Mais la menace de la violence n'a pas dissuadé Dana de devenir la représentante des jeunes de l'ANUC à La Guajira. Elle espère qu'à travers son travail, elle pourra aider d'autres jeunes de la région à réaliser leur potentiel, et sa participation à l'école de la démocratie du NIMD Colombie lui a permis d'acquérir les compétences et les connaissances nécessaires pour aller de l'avant avec ses ambitions.
"Je peux apprendre beaucoup de choses aux jeunes : comment protéger ses droits ou les droits d'autres personnes qui ne peuvent pas se battre pour eux ; comment demander une protection au gouvernement ; comment écrire des lettres, déposer des rapports et organiser des actions communautaires", explique-t-elle.

"Il est très important que nous travaillions ensemble par le dialogue et que nous trouvions des moyens de faire avancer les choses sans violence ni menace.
Dana se préoccupe également beaucoup de l'environnement et espère contribuer à un avenir plus durable grâce à son travail dans la bananeraie.
"Je contrôle l'utilisation des pesticides, de l'eau, des acides et de l'huile", explique-t-elle. "Je travaille généralement de cinq heures du matin à neuf heures du soir. Mais nous devons protéger notre environnement, car personne d'autre ne le fera à notre place.
Elle voit l'espoir et l'optimisme dans l'énergie des jeunes qui l'entourent, et veut utiliser ses compétences pour canaliser cette énergie vers l'action au niveau gouvernemental.
"Nous, les jeunes, pouvons réussir", dit-elle. "Nous faisons de notre mieux, mais le gouvernement doit aussi nous aider. Lorsque nous luttons pour nos droits, nous devons être protégés, nous n'avons pas besoin de fuir ou d'être menacés".
En tant que membre du groupe autochtone Wayuu, le jeune homme de 28 ans Yasser Romero est passionné par l'histoire et les traditions de sa communauté - et la protection de l'environnement à La Guajira est essentielle pour maintenir ces traditions en vie.
Son intérêt pour les questions locales l'a conduit à devenir le secrétaire ethnique d'un nouveau parti politique, Dignidad, qui a vu le jour en 2021 et qui est aujourd'hui actif dans vingt provinces colombiennes.

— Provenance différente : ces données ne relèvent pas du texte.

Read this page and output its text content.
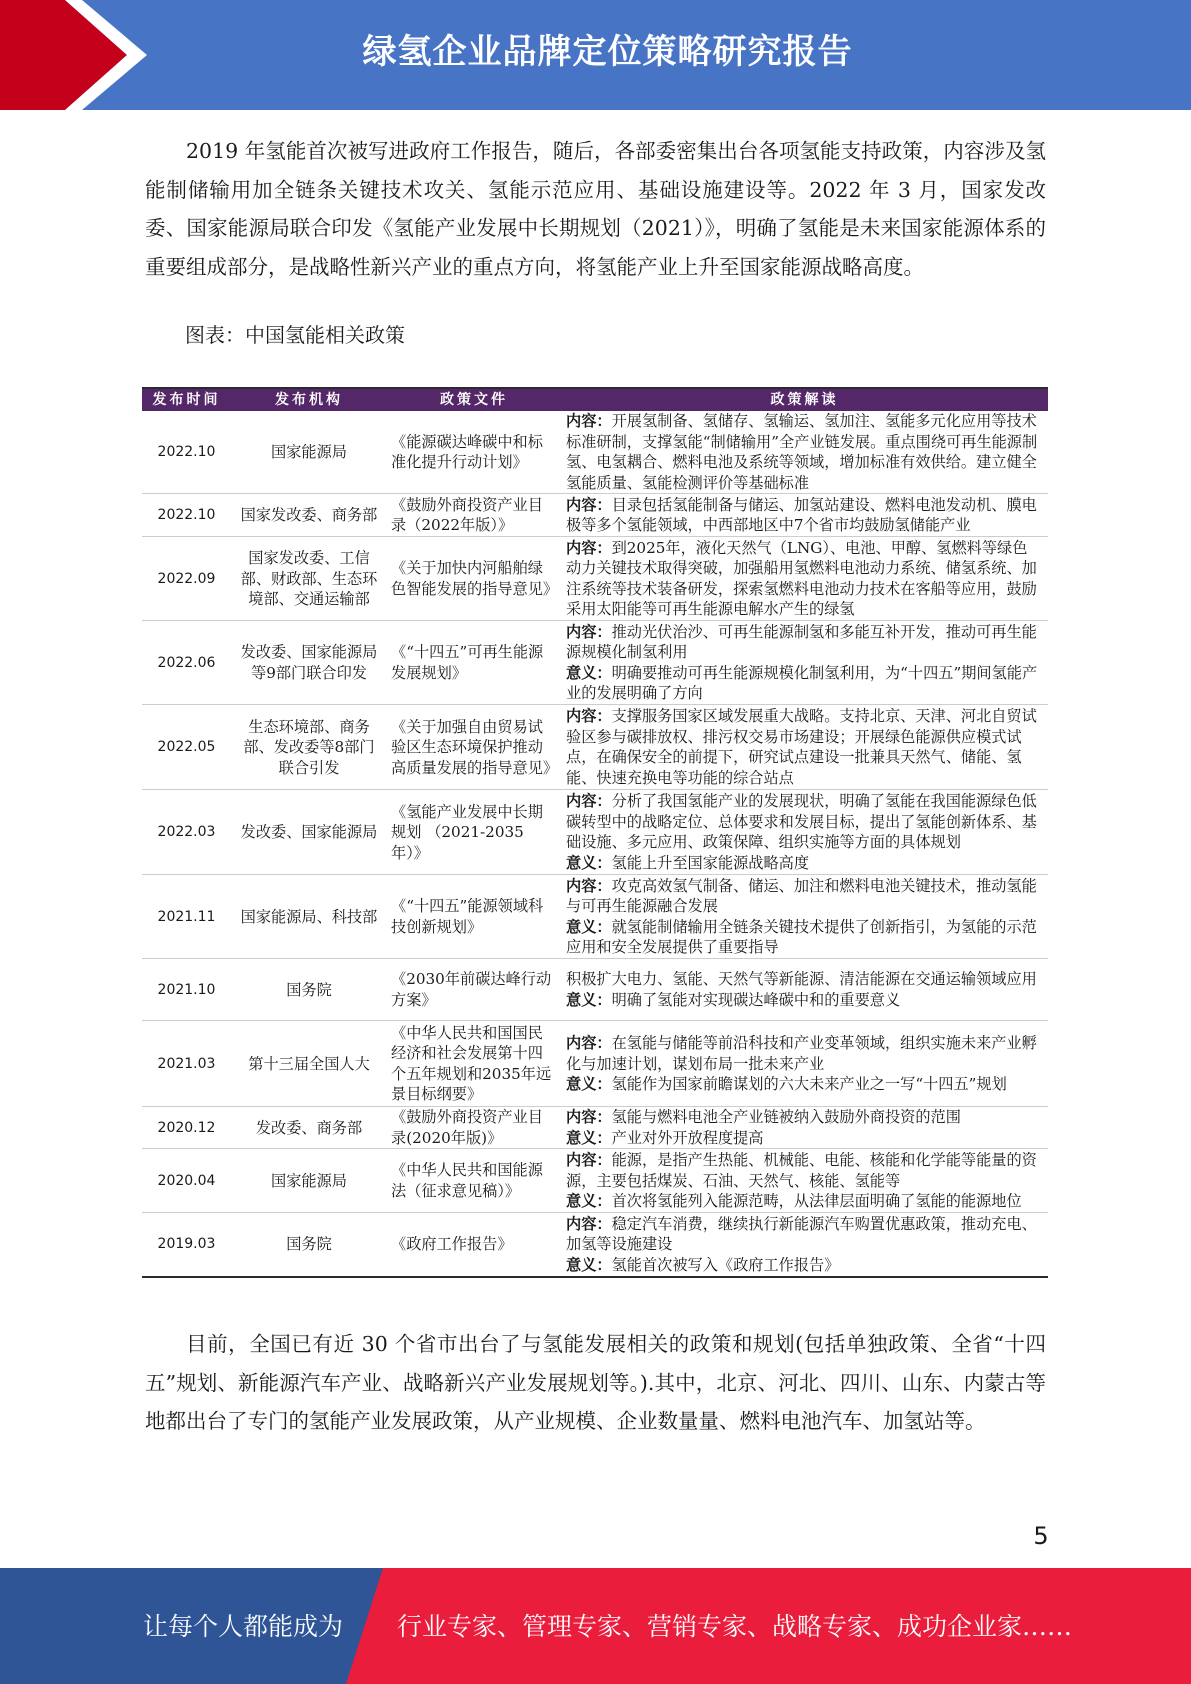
绿氢企业品牌定位策略研究报告

2019 年氢能首次被写进政府工作报告，随后，各部委密集出台各项氢能支持政策，内容涉及氢能制储输用加全链条关键技术攻关、氢能示范应用、基础设施建设等。2022 年 3 月，国家发改委、国家能源局联合印发《氢能产业发展中长期规划（2021）》，明确了氢能是未来国家能源体系的重要组成部分，是战略性新兴产业的重点方向，将氢能产业上升至国家能源战略高度。

图表：中国氢能相关政策

发布时间	发布机构	政策文件	政策解读
2022.10	国家能源局	《能源碳达峰碳中和标准化提升行动计划》	内容：开展氢制备、氢储存、氢输运、氢加注、氢能多元化应用等技术标准研制，支撑氢能“制储输用”全产业链发展。重点围绕可再生能源制氢、电氢耦合、燃料电池及系统等领域，增加标准有效供给。建立健全氢能质量、氢能检测评价等基础标准

2022.10	国家发改委、商务部	《鼓励外商投资产业目录（2022年版）》	内容：目录包括氢能制备与储运、加氢站建设、燃料电池发动机、膜电极等多个氢能领域，中西部地区中7个省市均鼓励氢储能产业

2022.09	国家发改委、工信部、财政部、生态环境部、交通运输部	《关于加快内河船舶绿色智能发展的指导意见》	内容：到2025年，液化天然气（LNG）、电池、甲醇、氢燃料等绿色动力关键技术取得突破，加强船用氢燃料电池动力系统、储氢系统、加注系统等技术装备研发，探索氢燃料电池动力技术在客船等应用，鼓励采用太阳能等可再生能源电解水产生的绿氢

2022.06	发改委、国家能源局等9部门联合印发	《“十四五”可再生能源发展规划》	内容：推动光伏治沙、可再生能源制氢和多能互补开发，推动可再生能源规模化制氢利用
意义：明确要推动可再生能源规模化制氢利用，为“十四五”期间氢能产业的发展明确了方向

2022.05	生态环境部、商务部、发改委等8部门联合引发	《关于加强自由贸易试验区生态环境保护推动高质量发展的指导意见》	内容：支撑服务国家区域发展重大战略。支持北京、天津、河北自贸试验区参与碳排放权、排污权交易市场建设；开展绿色能源供应模式试点，在确保安全的前提下，研究试点建设一批兼具天然气、储能、氢能、快速充换电等功能的综合站点

2022.03	发改委、国家能源局	《氢能产业发展中长期规划 （2021-2035年）》	内容：分析了我国氢能产业的发展现状，明确了氢能在我国能源绿色低碳转型中的战略定位、总体要求和发展目标，提出了氢能创新体系、基础设施、多元应用、政策保障、组织实施等方面的具体规划
意义：氢能上升至国家能源战略高度

2021.11	国家能源局、科技部	《“十四五”能源领域科技创新规划》	内容：攻克高效氢气制备、储运、加注和燃料电池关键技术，推动氢能与可再生能源融合发展
意义：就氢能制储输用全链条关键技术提供了创新指引，为氢能的示范应用和安全发展提供了重要指导

2021.10	国务院	《2030年前碳达峰行动方案》	积极扩大电力、氢能、天然气等新能源、清洁能源在交通运输领域应用
意义：明确了氢能对实现碳达峰碳中和的重要意义

2021.03	第十三届全国人大	《中华人民共和国国民经济和社会发展第十四个五年规划和2035年远景目标纲要》	内容：在氢能与储能等前沿科技和产业变革领域，组织实施未来产业孵化与加速计划，谋划布局一批未来产业
意义：氢能作为国家前瞻谋划的六大未来产业之一写“十四五”规划

2020.12	发改委、商务部	《鼓励外商投资产业目录(2020年版)》	内容：氢能与燃料电池全产业链被纳入鼓励外商投资的范围
意义：产业对外开放程度提高

2020.04	国家能源局	《中华人民共和国能源法（征求意见稿）》	内容：能源，是指产生热能、机械能、电能、核能和化学能等能量的资源，主要包括煤炭、石油、天然气、核能、氢能等
意义：首次将氢能列入能源范畴，从法律层面明确了氢能的能源地位

2019.03	国务院	《政府工作报告》	内容：稳定汽车消费，继续执行新能源汽车购置优惠政策，推动充电、加氢等设施建设
意义：氢能首次被写入《政府工作报告》

目前，全国已有近 30 个省市出台了与氢能发展相关的政策和规划(包括单独政策、全省“十四五”规划、新能源汽车产业、战略新兴产业发展规划等。).其中，北京、河北、四川、山东、内蒙古等地都出台了专门的氢能产业发展政策，从产业规模、企业数量量、燃料电池汽车、加氢站等。

5
让每个人都能成为 行业专家、管理专家、营销专家、战略专家、成功企业家……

Yasser travaille également pour une organisation appelée Comité Cívico por la Dignidad de La Guajira, qui s'engage à promouvoir l'égalité et à protéger l'environnement.

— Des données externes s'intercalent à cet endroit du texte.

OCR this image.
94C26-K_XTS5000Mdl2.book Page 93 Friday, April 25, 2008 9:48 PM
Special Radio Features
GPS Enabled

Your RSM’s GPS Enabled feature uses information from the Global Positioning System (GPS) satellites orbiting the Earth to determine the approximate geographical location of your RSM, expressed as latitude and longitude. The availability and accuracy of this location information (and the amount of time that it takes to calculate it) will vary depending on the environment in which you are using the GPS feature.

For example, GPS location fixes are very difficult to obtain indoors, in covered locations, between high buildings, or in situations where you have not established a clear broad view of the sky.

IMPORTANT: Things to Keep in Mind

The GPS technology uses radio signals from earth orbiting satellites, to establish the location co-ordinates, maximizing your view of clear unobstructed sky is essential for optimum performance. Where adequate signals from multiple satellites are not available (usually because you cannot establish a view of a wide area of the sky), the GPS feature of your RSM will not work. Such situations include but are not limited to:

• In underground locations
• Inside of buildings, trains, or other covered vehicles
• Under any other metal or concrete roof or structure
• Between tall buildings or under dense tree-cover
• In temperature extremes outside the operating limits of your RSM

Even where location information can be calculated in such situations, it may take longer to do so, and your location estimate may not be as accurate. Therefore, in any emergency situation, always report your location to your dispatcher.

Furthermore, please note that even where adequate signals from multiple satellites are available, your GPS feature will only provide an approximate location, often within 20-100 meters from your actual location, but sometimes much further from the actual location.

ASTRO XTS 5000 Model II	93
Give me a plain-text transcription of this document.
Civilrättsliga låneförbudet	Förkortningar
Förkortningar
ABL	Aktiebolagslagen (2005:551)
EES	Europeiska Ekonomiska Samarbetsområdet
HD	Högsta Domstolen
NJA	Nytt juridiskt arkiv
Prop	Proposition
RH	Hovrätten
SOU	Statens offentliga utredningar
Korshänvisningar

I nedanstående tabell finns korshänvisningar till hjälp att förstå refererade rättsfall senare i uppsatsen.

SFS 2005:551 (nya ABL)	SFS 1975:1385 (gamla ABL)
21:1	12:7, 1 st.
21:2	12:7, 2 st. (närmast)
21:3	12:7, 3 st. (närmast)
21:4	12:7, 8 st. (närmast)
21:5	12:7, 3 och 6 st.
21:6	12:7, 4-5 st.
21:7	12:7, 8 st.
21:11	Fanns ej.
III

"Nous travaillons avec les syndicats, distribuons des tracts, portons plainte et luttons contre l'injustice sociale et la discrimination", explique-t-il. "Nous gardons également un œil sur les licences : il y a actuellement des demandes d'exploitation de 97 % des ressources naturelles de la région. Vous constaterez qu'il y a beaucoup de corruption et que des menaces pèsent sur moi et mon organisation."

Yasser espère utiliser son activisme - et ses études de droit - pour améliorer le niveau de vie de sa communauté.
"Dans cette région, environ 87 % des familles wayuu vivent avec moins de 50 euros par mois et ont souvent huit à dix bouches à nourrir", explique-t-il. "La malnutrition est très répandue. De nombreux enfants sont morts à l'hôpital, souvent à cause du manque d'eau potable, notamment parce que les compagnies minières polluent l'eau.
"Je travaille également pour une organisation féministe, où je suis l'un des quatre hommes", ajoute-t-il. "Nous aidons à enseigner aux mères célibataires l'importance d'une bonne alimentation et de l'utilisation de contraceptifs, et nous partageons de la nourriture et des produits d'hygiène personnelle, sponsorisés par des entreprises régionales."
"La dignité humaine de tous doit être protégée".
Avec l'aide du programme d'éducation à la démocratie du NIMD, Yasser espère réaliser son rêve d'une Colombie plus juste et plus équitable, où chaque voix est entendue.
"Mon rêve pour la Colombie est qu'elle devienne un pays juste, sans inégalités extrêmes", déclare-t-il. "La dignité humaine de tous doit être protégée.